The May edition of Virginia Business magazine opens its cover story, “The Medicaid Money Crunch”, with a telling anecdote: The Eastern Shore’s nonprofit Bay Aging organization supplies home-health aides to elderly people so they can live semi-independently at home rather than running up the tab in a nursing home. VB summarizes the organization’s predicament as follows:
Medicaid reimbursement for the home-health service is so low that the agency pays its aides only $7 an hour with no benefits. As a result, turn-over is rampant. In one recent year, 40 of 140 aides left Bay Aging.

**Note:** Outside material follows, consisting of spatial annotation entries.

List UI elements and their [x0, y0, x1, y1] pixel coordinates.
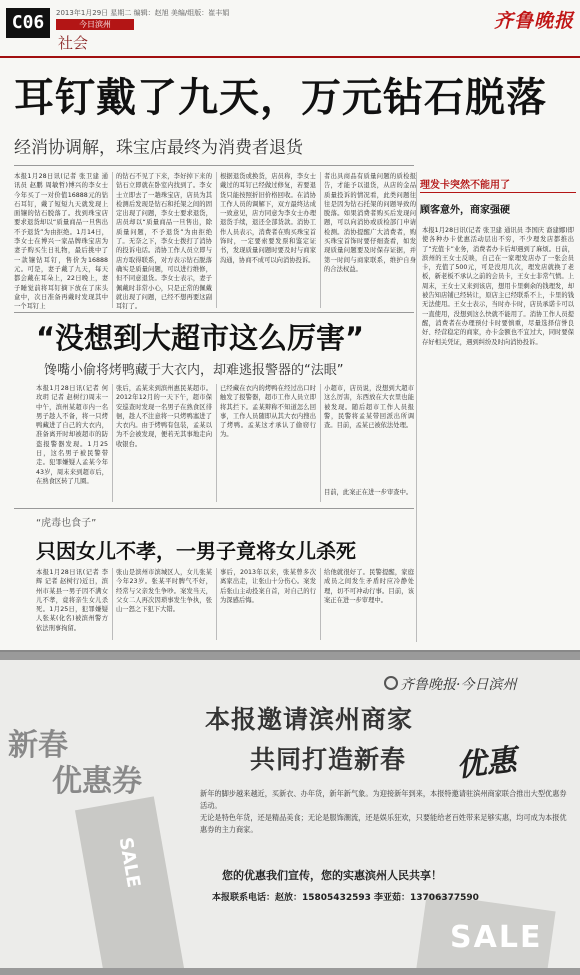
column-divider [216, 384, 217, 502]
column-divider [320, 384, 321, 502]
story3-col2: 张山是滨州市滨城区人，女儿张某今年23岁。张某平时脾气不好，经常与父亲发生争吵。案发当天，父女二人再次因琐事发生争执，张山一怒之下犯下大错。 [116, 569, 212, 614]
story3-kicker: “虎毒也食子” [36, 518, 97, 529]
column-divider [216, 172, 217, 308]
ad-top-band [0, 652, 580, 660]
ad-slogan: 您的优惠我们宣传，您的实惠滨州人民共享！ [222, 869, 442, 882]
brand-logo: 齐鲁晚报 [493, 10, 574, 32]
section-bar: 今日滨州 [56, 19, 134, 30]
story1-col1: 本报1月28日讯(记者 张卫建 通讯员 赵鹏 周敏哲)博兴的李女士今年买了一对价值16888元的钻石耳钉，戴了短短九天就发现上面镶的钻石脱落了。找到珠宝店要求退货却以“质量商品一旦售出不予退货”为由拒绝。1月14日，李女士在博兴一家品牌珠宝店为妻子购买生日礼物，最后挑中了一款镶钻耳钉，售价为16888元。可是，妻子戴了九天，每天都会戴在耳朵上，22日晚上，妻子睡觉前将耳钉摘下放在了床头盒中，次日准备再戴时发现其中一个耳钉上 [14, 173, 108, 310]
story3-col3: 事后，2013年以来，张某曾多次离家出走，让张山十分伤心。案发后张山主动投案自首，对自己的行为深感后悔。 [220, 569, 316, 604]
story1-rule [14, 165, 414, 166]
story1-subheadline: 经消协调解，珠宝店最终为消费者退货 [14, 138, 303, 158]
sidebar-rule [420, 192, 576, 193]
column-divider [112, 568, 113, 640]
column-divider [320, 172, 321, 308]
issue-meta: 2013年1月29日 星期二 编辑：赵旭 美编/组版：崔丰娟 [56, 9, 230, 17]
story2-col3: 已经藏在衣内的烤鸭在经过出口时触发了报警器，超市工作人员立即将其拦下。孟某辩称不知道怎么回事，工作人员随即从其大衣内搜出了烤鸭。孟某这才承认了偷窃行为。 [220, 385, 316, 439]
ad-coupon-word: 优惠券 [52, 764, 142, 799]
page-number: C06 [6, 8, 50, 38]
newspaper-logo-icon [384, 676, 398, 690]
column-divider [112, 384, 113, 502]
story3-col1: 本报1月28日讯(记者 李 辉 记者 赵树行)近日，滨州市某县一男子因不满女儿不孝，竟将亲生女儿杀死。1月25日，犯罪嫌疑人张某(化名)被滨州警方依法刑事拘留。 [36, 569, 108, 632]
story1-headline: 耳钉戴了九天，万元钻石脱落 [14, 75, 547, 121]
ad-title-line1: 本报邀请滨州商家 [205, 705, 414, 734]
ad-body-para1: 新年的脚步越来越近，买新衣、办年货，新年新气象。为迎接新年到来，本报特邀请驻滨州商家联合推出大型优惠券活动。 [200, 789, 567, 810]
ad-sale-tag: SALE [114, 835, 145, 890]
sidebar-body: 本报1月28日讯(记者 张卫建 通讯员 李国庆 裔建娜)即使各种办卡优惠活动层出不穷，不少理发店都推出了“充值卡”业务，消费者办卡后却遇到了麻烦。日前，滨州的王女士反映，自己在一家理发店办了一张会员卡，充值了500元，可是没用几次，理发店就换了老板，新老板不承认之前的会员卡，王女士非常气愤。上周末，王女士又来到该店，想用卡里剩余的钱理发，却被告知店铺已经转让，原店主已经联系不上，卡里的钱无法使用。王女士表示，当时办卡时，店员承诺卡可以一直使用，没想到这么快就不能用了。消协工作人员提醒，消费者在办理预付卡时要慎重，尽量选择信誉良好、经营稳定的商家，办卡金额也不宜过大，同时要保存好相关凭证，遇到纠纷及时向消协投诉。 [422, 227, 574, 346]
ad-brand: 齐鲁晚报·今日滨州 [400, 677, 517, 693]
sidebar-divider [416, 172, 417, 642]
column-divider [320, 568, 321, 640]
story1-col2: 的钻石不见了下来，李好掉下来的钻石立即就在卧室内找到了。李女士立即去了一趟珠宝店，店员为其检测后发现是钻石和托架之间的固定出现了问题，李女士要求退货，店员却以“质量商品一旦售出，除质量问题，不予退货”为由拒绝了。无奈之下，李女士拨打了消协的投诉电话。消协工作人员立即与店方取得联系，对方表示钻石脱落确实是质量问题，可以进行维修，但不同意退货。李女士表示，妻子佩戴时非常小心，只是正常的佩戴就出现了问题，已经不想再要这副耳钉了。 [116, 173, 212, 310]
story1-col4: 者出具商品有质量问题的质检报告，才能予以退货，从店的金品质量投诉的情况看，此类问题往往是因为钻石托架的问题导致的脱落。如果消费者购买后发现问题，可以向消协或质检部门申请检测。消协提醒广大消费者，购买珠宝首饰时要仔细查看，如发现质量问题要及时保存证据，并第一时间与商家联系，维护自身的合法权益。 [324, 173, 416, 273]
story2-headline: “没想到大超市这么厉害” [36, 321, 365, 355]
sidebar-title-b: 顾客意外，商家强硬 [420, 205, 510, 216]
page-header [0, 0, 580, 58]
ad-xinchun: 新春 [8, 728, 68, 763]
ad-contact: 本报联系电话：赵放：15805432593 李亚茹：13706377590 [212, 893, 479, 903]
story1-col3: 根据退货或换货，店员称，李女士戴过的耳钉已经做过修复，若要退货只能按照折旧价格回收。在消协工作人员的调解下，双方最终达成一致意见，店方同意为李女士办理退货手续，退还全部货款。消协工作人员表示，消费者在购买珠宝首饰时，一定要索要发票和鉴定证书，发现质量问题时要及时与商家沟通，协商不成可以向消协投诉。 [220, 173, 316, 264]
story3-rule [14, 508, 414, 509]
column-divider [112, 172, 113, 308]
story2-col5: 目前，此案正在进一步审查中。 [324, 489, 413, 496]
story2-col1: 本报1月28日讯(记者 何 玫玥 记者 赵树行)周末一中午，滨州某超市内一名男子趁人不备，将一只烤鸭藏进了自己的大衣内，准备离开时却被超市的防盗报警器发现。1月25日，这名男子被民警带走。犯罪嫌疑人孟某今年43岁，周末来到超市后，在熟食区转了几圈。 [36, 385, 108, 485]
ad-body [200, 788, 570, 836]
sidebar-head [420, 176, 576, 216]
ad-title-highlight: 优惠 [454, 742, 519, 785]
ad-body-para2: 无论是特色年货，还是精品美食；无论是服饰潮流，还是娱乐狂欢，只要能给老百姓带来足够实惠，均可成为本报优惠券的主力商家。 [200, 813, 567, 834]
story2-col4: 小超市，店员说，没想到大超市这么厉害，东西放在大衣里也能被发现。随后超市工作人员报警，民警将孟某带回派出所调查。目前，孟某已被依法处理。 [324, 385, 414, 430]
advertisement [0, 650, 580, 975]
story3-headline: 只因女儿不孝，一男子竟将女儿杀死 [36, 539, 356, 563]
column-divider [216, 568, 217, 640]
ad-bottom-band [0, 968, 580, 975]
story3-col4: 给他就很好了。民警提醒，家庭成员之间发生矛盾时应冷静处理，切不可冲动行事。目前，该案正在进一步审理中。 [324, 569, 414, 604]
story2-col2: 张后，孟某来到滨州惠民某超市。2012年12月的一天下午，超市保安巡查时发现一名男子在熟食区徘徊，趁人不注意将一只烤鸭塞进了大衣内。由于烤鸭有包装，孟某以为不会被发现，便若无其事地走向收银台。 [116, 385, 212, 448]
story2-subheadline: 馋嘴小偷将烤鸭藏于大衣内，却难逃报警器的“法眼” [44, 363, 344, 378]
section-title: 社会 [58, 34, 89, 52]
sidebar-title-a: 理发卡突然不能用了 [420, 180, 510, 191]
ad-sale-tag: SALE [450, 920, 543, 955]
ad-title-line2: 共同打造新春 [250, 745, 407, 774]
story2-rule [14, 312, 414, 313]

Without aides to tend to them, many aging clients are forced into the institutional setting of nursing homes–which Medicaid must reimburse at a much higher rate. “From a business point of view, why would you not be trying to fund the in-home services that are much less expensive?” asks Senior Vice President Velsey-Massey.
Could raising the reimbursement for home-health Medicaid services help the state save money? That depends on a number of things: (a) how much it would cost to pay the home-care aides more money; (b) the number of patients who, then, could stay at home rather than check into a nursing home; and (c) how much the state would save by having fewer patients in nursing homes. Virginia Business doesn’t provide those numbers, but it certainly seems to be worth investigating.
Virginia runs one of the fiscally tightest Medicaid programs in the country, but that doesn’t mean there aren’t opportunities to save money through sharper management. Given the inevitable aging of the population and escalating expenditures in future years, the state needs to explore every avenue possible to run its Medicaid program more efficiently.